The 1970s and 1980s were a time when Verbum Dei, Crenshaw, Dorsey and Jordan were basketball powerhouses. It was also a time neighborhoods didn't interact very often. Having teams come to high schools in Watts was a powerful educational experience for many teenagers.
"The fear of playing inner city teams was somewhat eliminated," said Steve Miller, who coached at Fairfax in the 1970s and later at North Hollywood.
I can still remember as a high school basketball manager at Sun Valley Poly in the 1970s traveling to a game in Watts. Yes, playing an inner city team meant getting routed, but I wanted that Watts Summer Games T-shirt that was given to every player and coach who participated.
There were handshakes before games, along with a talk about sportsmanship. Whatever was happening in the world that day and whatever prejudices anyone had were forgotten for at least one hour. And maybe some minds were changed forever.
It's 2014, and Los Angeles has changed, with schools and neighborhoods more diverse. The world has changed, with the United States having its first African American president. Sports opportunities have changed, with tournaments, camps and competitions taking over seemingly every weekend of the summer.
In recent years, the quality of the basketball competition in the Watts Summer Games deteriorated. Coaches chose other tournaments to spend their Father's Day weekend.

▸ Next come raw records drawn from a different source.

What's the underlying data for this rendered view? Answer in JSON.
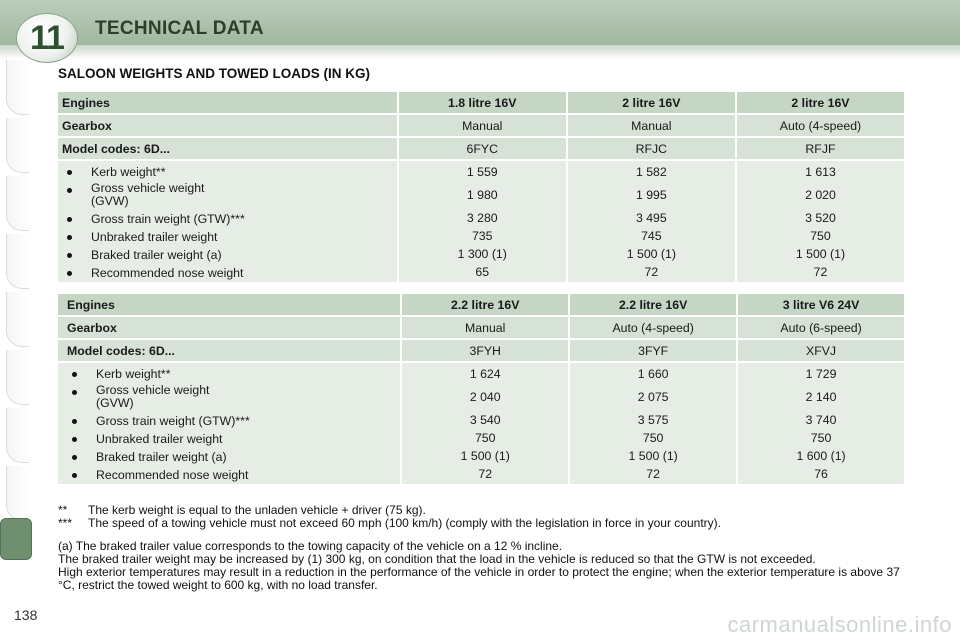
{
  "header": {
    "chapter": "11",
    "title": "TECHNICAL DATA"
  },
  "section_title": "SALOON WEIGHTS AND TOWED LOADS (IN KG)",
  "tables": [
    {
      "engines_label": "Engines",
      "engines": [
        "1.8 litre 16V",
        "2 litre 16V",
        "2 litre 16V"
      ],
      "gearbox_label": "Gearbox",
      "gearbox": [
        "Manual",
        "Manual",
        "Auto (4-speed)"
      ],
      "codes_label": "Model codes: 6D...",
      "codes": [
        "6FYC",
        "RFJC",
        "RFJF"
      ],
      "items": [
        "Kerb weight**",
        "Gross vehicle weight (GVW)",
        "Gross train weight (GTW)***",
        "Unbraked trailer weight",
        "Braked trailer weight (a)",
        "Recommended nose weight"
      ],
      "values": [
        [
          "1 559",
          "1 980",
          "3 280",
          "735",
          "1 300 (1)",
          "65"
        ],
        [
          "1 582",
          "1 995",
          "3 495",
          "745",
          "1 500 (1)",
          "72"
        ],
        [
          "1 613",
          "2 020",
          "3 520",
          "750",
          "1 500 (1)",
          "72"
        ]
      ]
    },
    {
      "engines_label": "Engines",
      "engines": [
        "2.2 litre 16V",
        "2.2 litre 16V",
        "3 litre V6 24V"
      ],
      "gearbox_label": "Gearbox",
      "gearbox": [
        "Manual",
        "Auto (4-speed)",
        "Auto (6-speed)"
      ],
      "codes_label": "Model codes: 6D...",
      "codes": [
        "3FYH",
        "3FYF",
        "XFVJ"
      ],
      "items": [
        "Kerb weight**",
        "Gross vehicle weight (GVW)",
        "Gross train weight (GTW)***",
        "Unbraked trailer weight",
        "Braked trailer weight (a)",
        "Recommended nose weight"
      ],
      "values": [
        [
          "1 624",
          "2 040",
          "3 540",
          "750",
          "1 500 (1)",
          "72"
        ],
        [
          "1 660",
          "2 075",
          "3 575",
          "750",
          "1 500 (1)",
          "72"
        ],
        [
          "1 729",
          "2 140",
          "3 740",
          "750",
          "1 600 (1)",
          "76"
        ]
      ]
    }
  ],
  "footnotes": [
    {
      "mark": "**",
      "text": "The kerb weight is equal to the unladen vehicle + driver (75 kg)."
    },
    {
      "mark": "***",
      "text": "The speed of a towing vehicle must not exceed 60 mph (100 km/h) (comply with the legislation in force in your country)."
    }
  ],
  "paragraphs": [
    "(a) The braked trailer value corresponds to the towing capacity of the vehicle on a 12 % incline.",
    "The braked trailer weight may be increased by (1) 300 kg, on condition that the load in the vehicle is reduced so that the GTW is not exceeded.",
    "High exterior temperatures may result in a reduction in the performance of the vehicle in order to protect the engine; when the exterior temperature is above 37 °C, restrict the towed weight to 600 kg, with no load transfer."
  ],
  "page_number": "138",
  "watermark": "carmanualsonline.info"
}
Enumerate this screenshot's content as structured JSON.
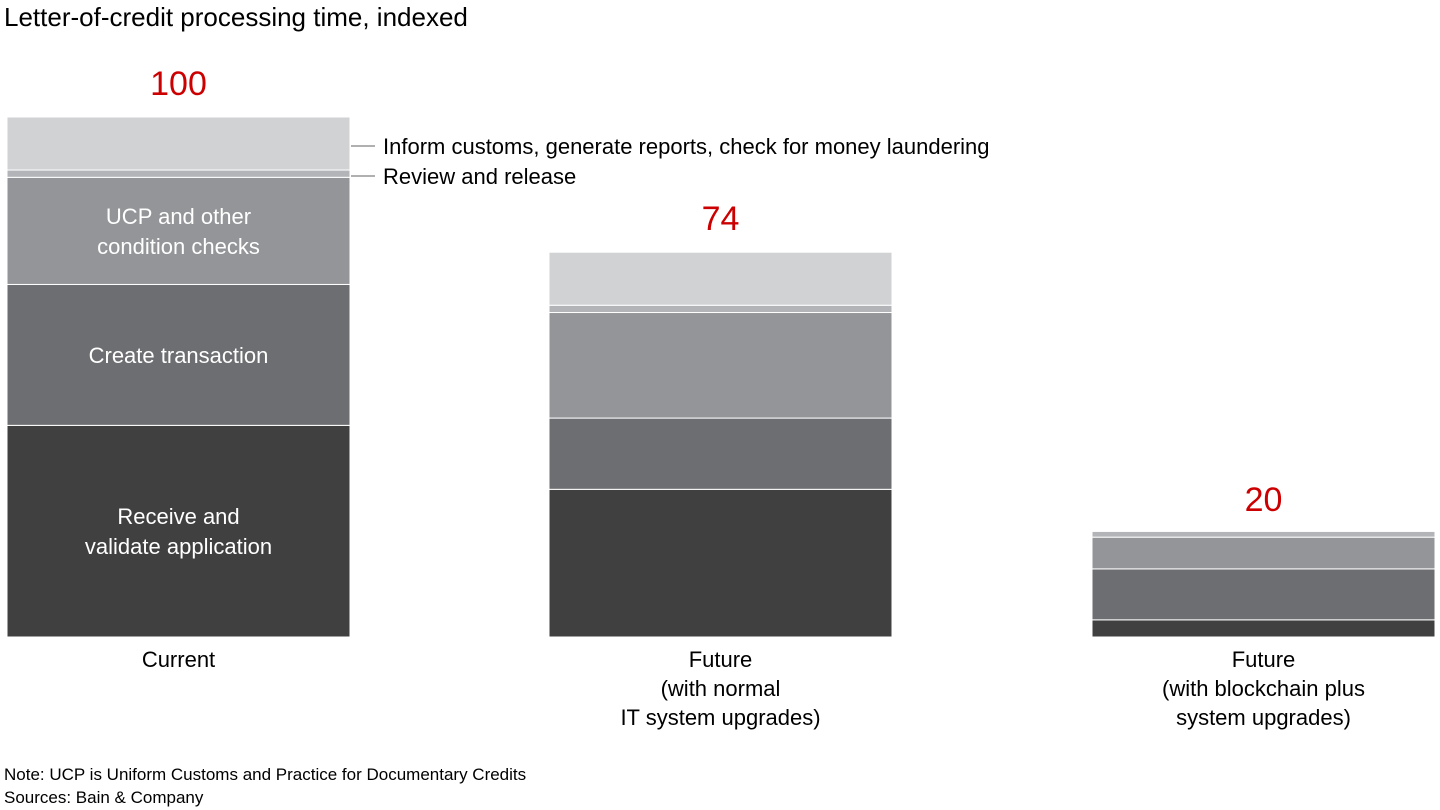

In April, the Los Angeles Junior Chamber of Commerce announced it had canceled this year's Watts Summer Games. It required too many volunteers to run. But a spokesman for the board of directors said Wednesday that the Watts Summer Games will return next year under the guidance of a still unnamed for-profit organization that promises to uphold the standards and principles of the original event.
Its legacy is clear. The Watts Summer Games have done more to educate teenagers in Los Angeles about getting along with people from different ethnic backgrounds than many federal or state programs.
More than 300,000 athletes have participated in the Watts Summer Games through the years. That's a lot of T-shirts that were printed, passed out and cherished.
"I liked the original premise to bring people together," Azzam said. "Any time you can bring kids together and give them a history lesson on what people had to go through to get where you are now, it's a good thing."
Few people will probably remember which teams won the Watts Summer Games championship trophy through the years, but anyone who played in the event will understand how it changed people's perceptions and helped introduce new ways of thinking every summer on Father's Day weekend.